Hilliard served as president of the American Society of Newspaper Editors (ASNE) in 1993–94,[4] the first African-American to be elected to that position.[1] In 1993, he was given the President’s Award of the National Association of Black Journalists, which called him a role model.[1] He remained editor of The Oregonian until retiring in 1994,[4] although during the last year of his tenure with the paper he gave his designated successor, executive editor Sandra M. Rowe, effective control of the editor’s duties and focused his attention on ASNE duties.[3]

In 1998, Hilliard was given the Oregon Newspaper Hall of Fame Award by the Oregon Newspaper Publishers Association.[7]

In 2002, when it was discovered that USA Today reporter Jack Kelley had fabricated some of his stories, USA Today turned to Hilliard, along with veteran editors John Seigenthaler Sr. and Bill Kovach, to monitor the investigation.[8]

William “Bill” McCoy (June 11, 1921 – April 1996), was an American politician from Oregon. In 1972, he was the first African American elected to the Oregon State Legislature. After serving one term in the Oregon House of Representatives, he was appointed to serve in the Oregon Senate.
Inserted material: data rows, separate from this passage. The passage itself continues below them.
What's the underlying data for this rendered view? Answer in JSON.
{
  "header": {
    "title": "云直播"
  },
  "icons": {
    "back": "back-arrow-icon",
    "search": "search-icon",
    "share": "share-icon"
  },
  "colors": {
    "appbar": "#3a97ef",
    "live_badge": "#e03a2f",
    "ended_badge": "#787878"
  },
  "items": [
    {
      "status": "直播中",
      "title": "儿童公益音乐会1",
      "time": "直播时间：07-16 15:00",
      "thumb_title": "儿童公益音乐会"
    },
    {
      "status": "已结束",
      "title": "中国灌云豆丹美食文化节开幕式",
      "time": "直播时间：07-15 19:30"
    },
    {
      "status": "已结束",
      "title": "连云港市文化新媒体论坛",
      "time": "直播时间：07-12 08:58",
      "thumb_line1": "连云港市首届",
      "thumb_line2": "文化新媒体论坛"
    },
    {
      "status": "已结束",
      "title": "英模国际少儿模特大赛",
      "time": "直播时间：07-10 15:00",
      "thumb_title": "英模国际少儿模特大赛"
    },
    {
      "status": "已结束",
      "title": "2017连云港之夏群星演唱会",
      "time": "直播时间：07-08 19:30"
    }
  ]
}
In the next election he was elected to the same seat and served until his death in 1996. His senate district covered North Portland and much of Northeast Portland.[1] He was a Democrat.

One of McCoy’s first actions after being elected to the Oregon legislature was to introduce House Resolution 13, ratifying the Fourteenth Amendment to the U.S. Constitution, which Oregon had never formally ratified after rescinding a previous ratification.[3]

McCoy Park in Portland is named for Bill McCoy and his wife Gladys, who became the first black member of the Portland school board in 1970, and the first black Multnomah County commissioner in 1979.[4]

The Dream, a sculpture of Martin Luther King Jr. in Portland, is dedicated to Bill and Gladys McCoy.[5]